Deutschland – Bundeskanzler Friedrich Merz hat im Deutschen Bundestag die Position der Bundesregierung zum Krieg der Vereinigten Staaten im Iran dargelegt. Der Regierungschef stellte klar, dass Washington Berlin im Vorfeld der militärischen Handlungen nicht konsultiert habe. Wäre eine solche Abstimmung erfolgt, hätte die deutsche Seite von dieser Vorgehensweise abgeraten. Gleichzeitig bekräftigte Merz die strikte Linie der Bundesrepublik und betonte, dass Deutschland sich nicht an den Kampfhandlungen beteiligen werde, solange der Konflikt andauere.

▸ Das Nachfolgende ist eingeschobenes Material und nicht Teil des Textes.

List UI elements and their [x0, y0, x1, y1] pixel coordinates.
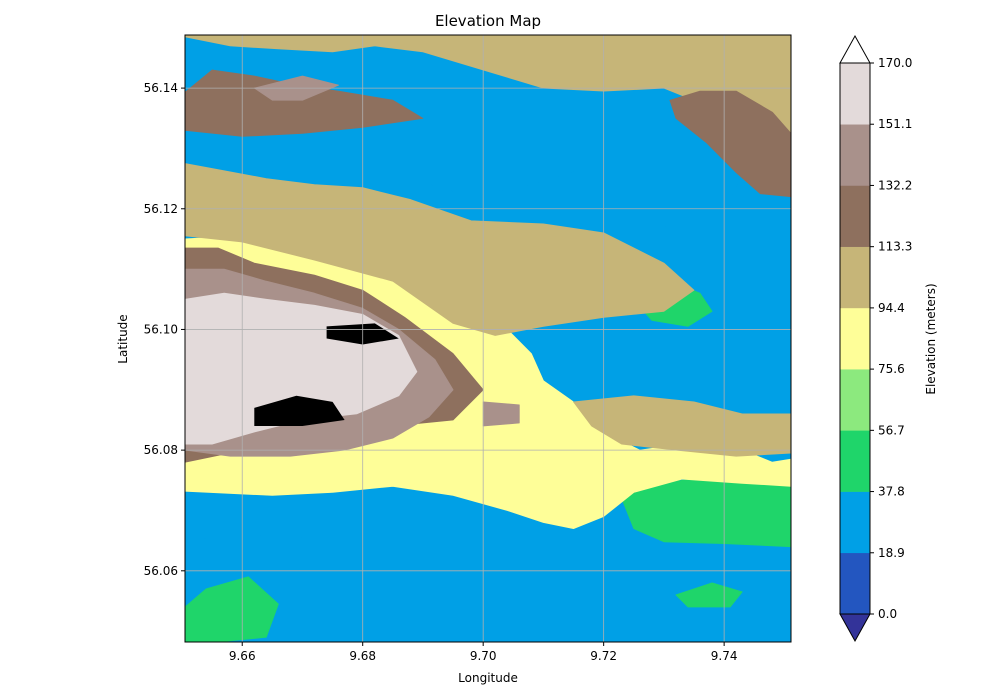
contour-region-11	[185, 69, 424, 137]
contour-region-15	[482, 401, 520, 427]
colorbar-tick-label: 94.4	[878, 301, 905, 315]
chart-title: Elevation Map	[435, 12, 541, 30]
colorbar-segment-1	[840, 491, 870, 554]
colorbar-tick-label: 75.6	[878, 362, 905, 376]
y-tick-label: 56.14	[144, 81, 178, 95]
colorbar-tick-label: 132.2	[878, 178, 912, 192]
contour-regions	[185, 35, 791, 642]
colorbar-under-extend	[839, 613, 871, 643]
y-tick-label: 56.10	[144, 322, 178, 336]
colorbar-label: Elevation (meters)	[924, 283, 938, 394]
x-tick-label: 9.74	[711, 649, 738, 663]
y-tick-label: 56.06	[144, 564, 178, 578]
contour-region-8	[185, 163, 695, 336]
y-axis-ticks: 56.06 56.08 56.10 56.12 56.14	[144, 81, 185, 578]
colorbar-tick-label: 170.0	[878, 56, 912, 70]
contour-region-5	[675, 582, 743, 608]
x-tick-label: 9.68	[349, 649, 376, 663]
colorbar: 0.0 18.9 37.8 56.7 75.6 94.4 113.3 132.2 151.1 17…	[839, 34, 912, 643]
colorbar-frame	[839, 62, 871, 615]
colorbar-segment-2	[840, 430, 870, 492]
y-tick-label: 56.08	[144, 443, 178, 457]
colorbar-over-extend	[839, 34, 871, 64]
y-tick-label: 56.12	[144, 202, 178, 216]
colorbar-tick-label: 151.1	[878, 117, 912, 131]
x-axis-ticks: 9.66 9.68 9.70 9.72 9.74	[229, 642, 738, 663]
colorbar-tick-label: 0.0	[878, 607, 897, 621]
colorbar-segment-3	[840, 369, 870, 431]
colorbar-tick-label: 113.3	[878, 240, 912, 254]
colorbar-tick-label: 37.8	[878, 485, 905, 499]
colorbar-segment-6	[840, 185, 870, 247]
colorbar-segment-8	[840, 63, 870, 125]
x-axis-label: Longitude	[458, 671, 518, 685]
colorbar-segment-4	[840, 307, 870, 370]
colorbar-segment-5	[840, 246, 870, 309]
contour-region-9	[573, 395, 791, 457]
y-axis-label: Latitude	[116, 314, 130, 363]
x-tick-label: 9.72	[590, 649, 617, 663]
colorbar-tick-label: 56.7	[878, 423, 905, 437]
plot-area: 9.66 9.68 9.70 9.72 9.74 56.06 56.08 56.10 56.1…	[144, 34, 792, 663]
colorbar-tick-label: 18.9	[878, 546, 905, 560]
colorbar-segment-7	[840, 124, 870, 186]
contour-region-18	[254, 395, 345, 426]
colorbar-segment-0	[840, 552, 870, 615]
grid-lines	[185, 35, 791, 642]
contour-region-4	[185, 576, 279, 642]
x-tick-label: 9.66	[229, 649, 256, 663]
plot-frame	[184, 34, 792, 643]
x-tick-label: 9.70	[470, 649, 497, 663]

Trotz der deutlichen Distanzierung von der aktuellen militärischen Strategie teile die Bundesregierung das grundlegende Ziel der USA und Israels. Der Kanzler unterstrich, dass das iranische Regime in Zukunft keine Bedrohung mehr darstellen dürfe. Die Verantwortung für die gegenwärtige Krise in der Region wies er direkt der Führung in Teheran zu. Diese habe über Jahre und Jahrzehnte hinweg internationale Regeln gebrochen, weltweit Terror gesät und die Nachbarschaft systematisch destabilisiert.
Fehlendes Konzept für den Militäreinsatz
Angesichts der komplexen Lage äußerte der Bundeskanzler erhebliche Vorbehalte hinsichtlich der Durchführung des Krieges. Merz machte deutlich, dass aufseiten der Bundesregierung weiterhin zahlreiche offene Fragen zu diesem Konflikt bestünden. Ein zentraler Kritikpunkt ist das Fehlen einer klaren strategischen Perspektive der verbündeten Nationen. Weder die Vereinigten Staaten noch Israel hätten bislang einen überzeugenden Plan vorgelegt, wie diese militärische Operation erfolgreich abgeschlossen werden könne. Die bisherige Vorgehensweise der Alliierten stoße in Berlin auf Ablehnung, weshalb man von diesem Weg abgeraten hätte.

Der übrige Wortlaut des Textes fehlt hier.